|Fermilab honored its employee inventors in a ceremony and reception on Nov. 18. Photo: Reidar Hahn|
On Nov. 18, Fermilab recognized 50 current and former laboratory employees for their technological innovations, honoring them with the Fermilab Inventor Awards.
Hosted by Office of Partnerships and Technology Transfer Manager Cherri Schmidt, the ceremony celebrated employees who earned patents and submitted records of invention between 2000 and 2012. It also represented the renewal of the laboratory’s effort to foster technological ingenuity and to serve as an ignition chamber for invention.
Fermilab Director Nigel Lockyer congratulated the awardees, noting their great dedication in preparing records of invention and patent applications and calling them true champions of innovation. He also said that one of his goals for Fermilab was to be more progressive in protecting and identifying intellectual property that may have commercial value.
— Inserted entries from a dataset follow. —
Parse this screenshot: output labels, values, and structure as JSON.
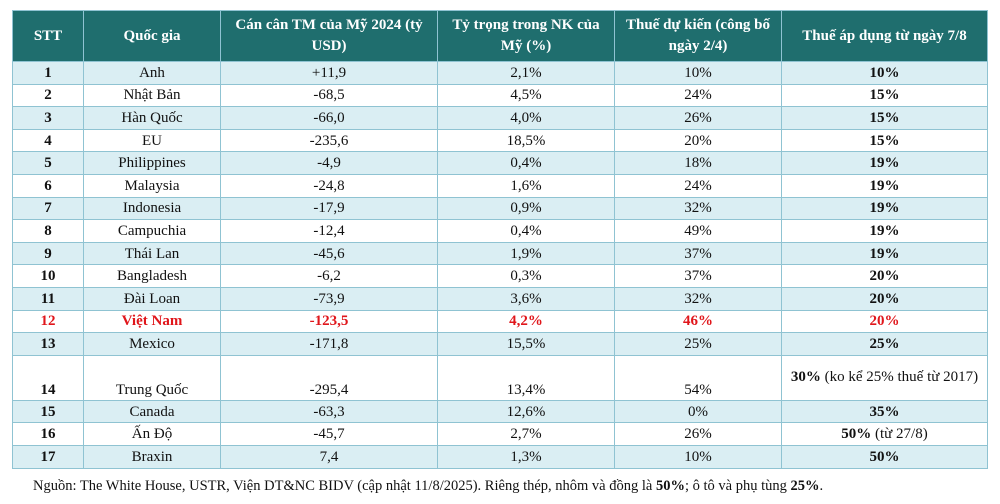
{
  "headers": [
    "STT",
    "Quốc gia",
    "Cán cân TM của Mỹ 2024 (tỷ USD)",
    "Tỷ trọng trong NK của Mỹ (%)",
    "Thuế dự kiến (công bố ngày 2/4)",
    "Thuế áp dụng từ ngày 7/8"
  ],
  "rows": [
    [
      "1",
      "Anh",
      "+11,9",
      "2,1%",
      "10%",
      "10%"
    ],
    [
      "2",
      "Nhật Bản",
      "-68,5",
      "4,5%",
      "24%",
      "15%"
    ],
    [
      "3",
      "Hàn Quốc",
      "-66,0",
      "4,0%",
      "26%",
      "15%"
    ],
    [
      "4",
      "EU",
      "-235,6",
      "18,5%",
      "20%",
      "15%"
    ],
    [
      "5",
      "Philippines",
      "-4,9",
      "0,4%",
      "18%",
      "19%"
    ],
    [
      "6",
      "Malaysia",
      "-24,8",
      "1,6%",
      "24%",
      "19%"
    ],
    [
      "7",
      "Indonesia",
      "-17,9",
      "0,9%",
      "32%",
      "19%"
    ],
    [
      "8",
      "Campuchia",
      "-12,4",
      "0,4%",
      "49%",
      "19%"
    ],
    [
      "9",
      "Thái Lan",
      "-45,6",
      "1,9%",
      "37%",
      "19%"
    ],
    [
      "10",
      "Bangladesh",
      "-6,2",
      "0,3%",
      "37%",
      "20%"
    ],
    [
      "11",
      "Đài Loan",
      "-73,9",
      "3,6%",
      "32%",
      "20%"
    ],
    [
      "12",
      "Việt Nam",
      "-123,5",
      "4,2%",
      "46%",
      "20%"
    ],
    [
      "13",
      "Mexico",
      "-171,8",
      "15,5%",
      "25%",
      "25%"
    ],
    [
      "14",
      "Trung Quốc",
      "-295,4",
      "13,4%",
      "54%",
      "30%"
    ],
    [
      "15",
      "Canada",
      "-63,3",
      "12,6%",
      "0%",
      "35%"
    ],
    [
      "16",
      "Ấn Độ",
      "-45,7",
      "2,7%",
      "26%",
      "50%"
    ],
    [
      "17",
      "Braxin",
      "7,4",
      "1,3%",
      "10%",
      "50%"
    ]
  ],
  "notes": {
    "14": " (ko kể 25% thuế từ 2017)",
    "16": " (từ 27/8)"
  },
  "highlight_row": "12",
  "highlight_color": "#e0161b",
  "header_color": "#1f6e6e",
  "footer": {
    "prefix": "Nguồn: The White House, USTR, Viện DT&NC BIDV (cập nhật 11/8/2025). Riêng thép, nhôm và đồng là ",
    "b1": "50%",
    "mid": "; ô tô và phụ tùng ",
    "b2": "25%",
    "end": "."
  }
}
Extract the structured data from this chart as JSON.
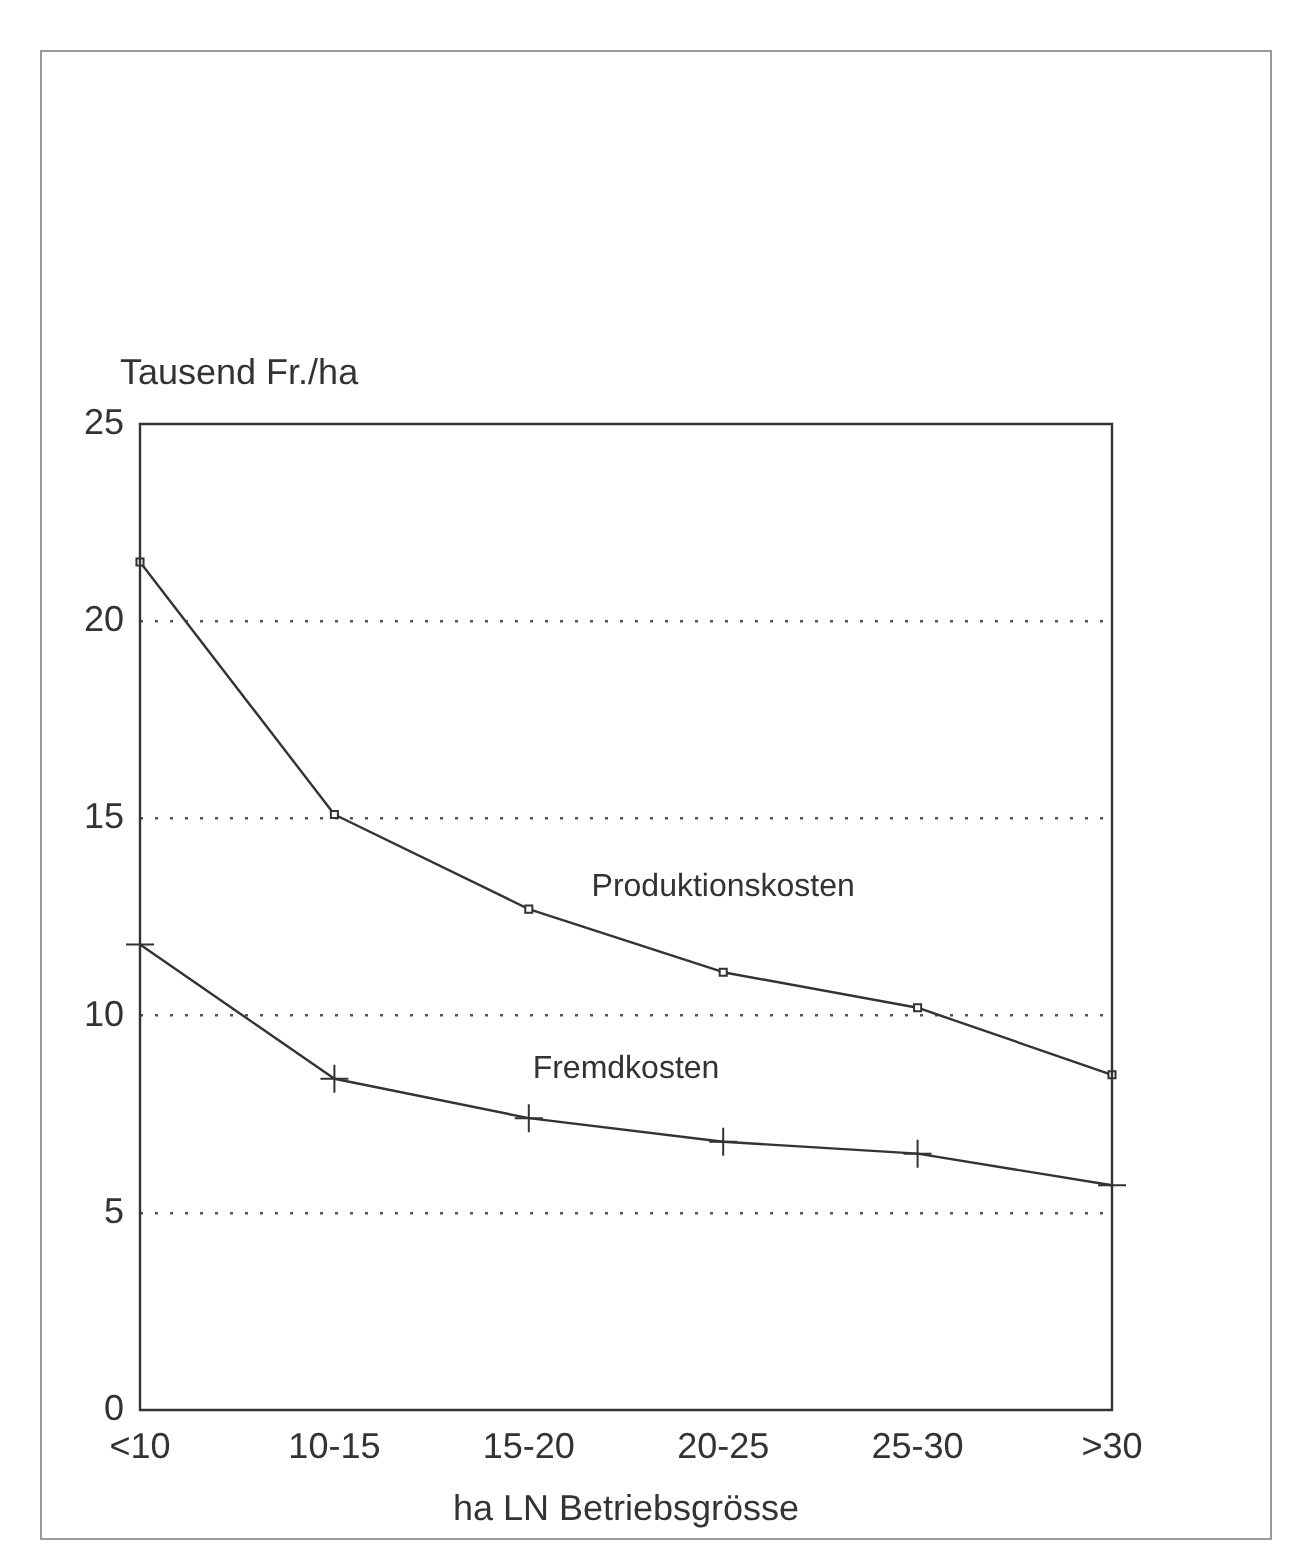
{
  "chart_data": {
    "type": "line",
    "ylabel": "Tausend Fr./ha",
    "xlabel": "ha LN Betriebsgrösse",
    "categories": [
      "<10",
      "10-15",
      "15-20",
      "20-25",
      "25-30",
      ">30"
    ],
    "series": [
      {
        "name": "Produktionskosten",
        "color": "#333333",
        "marker": "square",
        "values": [
          21.5,
          15.1,
          12.7,
          11.1,
          10.2,
          8.5
        ]
      },
      {
        "name": "Fremdkosten",
        "color": "#333333",
        "marker": "cross",
        "values": [
          11.8,
          8.4,
          7.4,
          6.8,
          6.5,
          5.7
        ]
      }
    ],
    "ylim": [
      0,
      25
    ],
    "yticks": [
      0,
      5,
      10,
      15,
      20,
      25
    ],
    "grid": "y",
    "legend": false
  }
}
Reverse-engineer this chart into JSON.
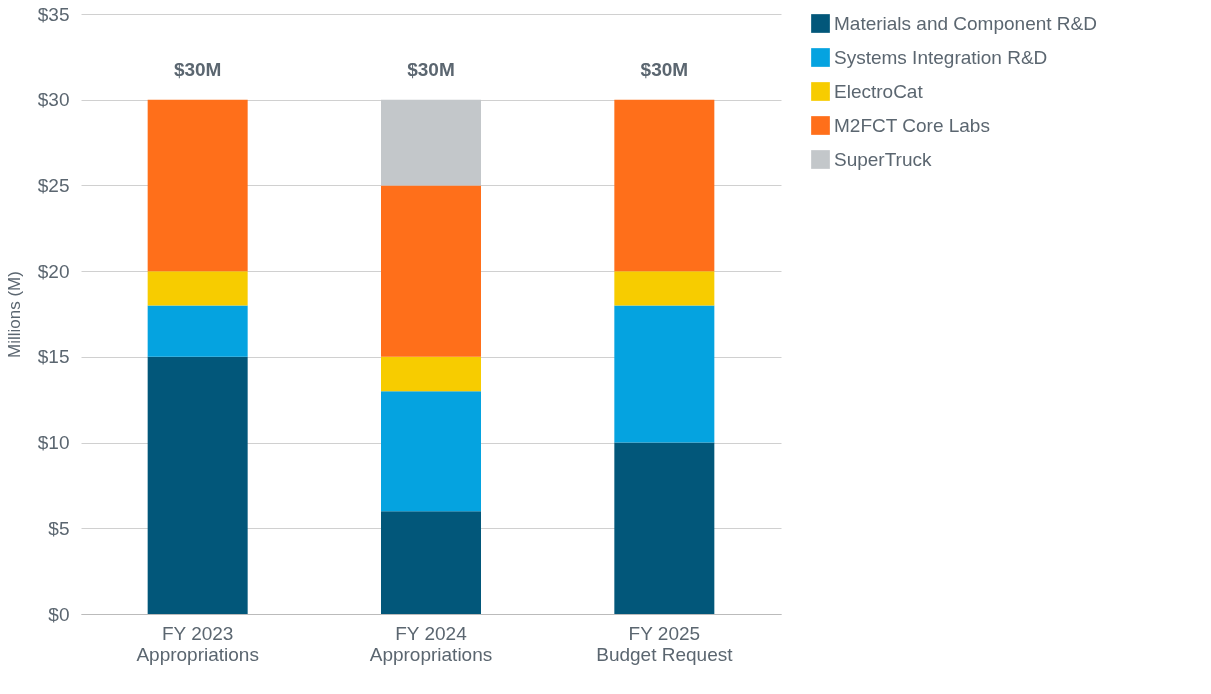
{
  "chart_data": {
    "type": "bar",
    "stacked": true,
    "ylabel": "Millions (M)",
    "categories": [
      "FY 2023\nAppropriations",
      "FY 2024\nAppropriations",
      "FY 2025\nBudget Request"
    ],
    "series": [
      {
        "name": "Materials and Component R&D",
        "color": "#02577a",
        "values": [
          15,
          6,
          10
        ]
      },
      {
        "name": "Systems Integration R&D",
        "color": "#05a3e0",
        "values": [
          3,
          7,
          8
        ]
      },
      {
        "name": "ElectroCat",
        "color": "#f7cc00",
        "values": [
          2,
          2,
          2
        ]
      },
      {
        "name": "M2FCT Core Labs",
        "color": "#ff6f1a",
        "values": [
          10,
          10,
          10
        ]
      },
      {
        "name": "SuperTruck",
        "color": "#c3c7ca",
        "values": [
          0,
          5,
          0
        ]
      }
    ],
    "ylim": [
      0,
      35
    ],
    "yticks": [
      {
        "value": 0,
        "label": "$0"
      },
      {
        "value": 5,
        "label": "$5"
      },
      {
        "value": 10,
        "label": "$10"
      },
      {
        "value": 15,
        "label": "$15"
      },
      {
        "value": 20,
        "label": "$20"
      },
      {
        "value": 25,
        "label": "$25"
      },
      {
        "value": 30,
        "label": "$30"
      },
      {
        "value": 35,
        "label": "$35"
      }
    ],
    "totals": [
      "$30M",
      "$30M",
      "$30M"
    ],
    "grid": "y",
    "legend": "right"
  }
}
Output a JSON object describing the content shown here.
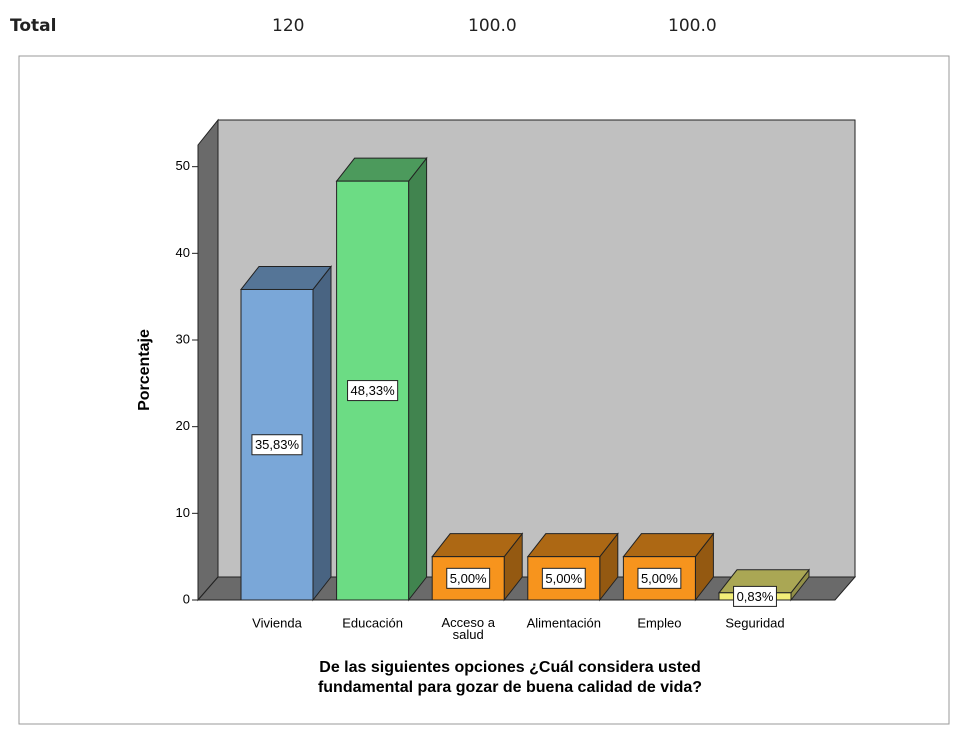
{
  "table": {
    "rows": [
      [
        "Total",
        "120",
        "100.0",
        "100.0"
      ]
    ]
  },
  "chart_data": {
    "type": "bar3d",
    "ylabel": "Porcentaje",
    "xlabel": [
      "De las siguientes opciones ¿Cuál considera usted",
      "fundamental para gozar de buena calidad de vida?"
    ],
    "categories": [
      "Vivienda",
      "Educación",
      "Acceso a salud",
      "Alimentación",
      "Empleo",
      "Seguridad"
    ],
    "values": [
      35.83,
      48.33,
      5,
      5,
      5,
      0.83
    ],
    "value_labels": [
      "35,83%",
      "48,33%",
      "5,00%",
      "5,00%",
      "5,00%",
      "0,83%"
    ],
    "colors": [
      "#7aa7d8",
      "#6cdc84",
      "#f7941d",
      "#f7941d",
      "#f7941d",
      "#f3ee78"
    ],
    "ylim": [
      0,
      52.5
    ],
    "yticks": [
      0,
      10,
      20,
      30,
      40,
      50
    ],
    "grid": false
  }
}
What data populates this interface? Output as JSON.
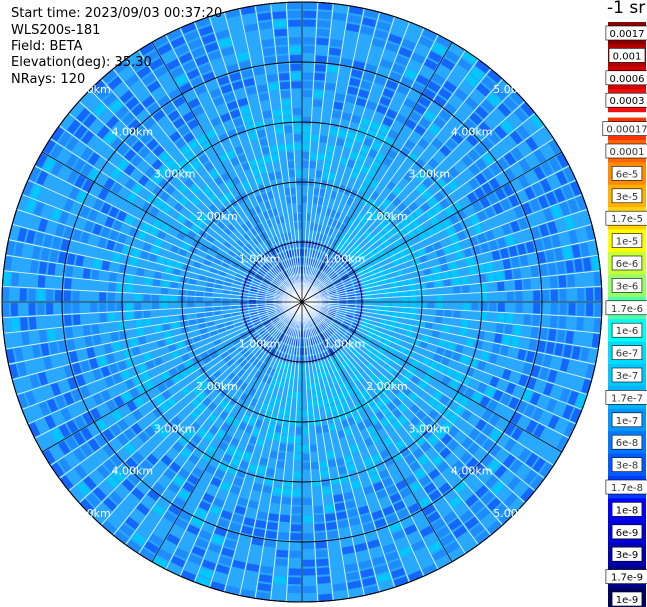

“We need a laboratory culture that values patents and copyrights on an equal basis with publications,” Lockyer said. “I believe we have a great deal of untapped potential at Fermilab. By tapping into this treasure trove of innovation and invention, we can help drive new jobs, new businesses and entire new industries — and we’ll all feel really good about that.”
Lockyer said he also plans to make the Illinois Accelerator Research Center, currently under construction at Fermilab, self-sustaining over time. IARC is a planned research facility where scientists, engineers and industrial partners will work together to develop accelerator technology in areas beyond particle physics.
Cherri Schmidt told Monday’s ceremony’s attendees that the spirit of innovation is part of being American, so much so that the power of Congress to “promote the progress of science and useful arts” is captured in Article I of the U.S. Constitution.
“I was told when I joined the lab in June that Fermilab didn’t do patents,” Schmidt said. “Yet here we are today to recognize 50 people who did just that — at least thought about it and tried to pursue protection for their important, useful arts.”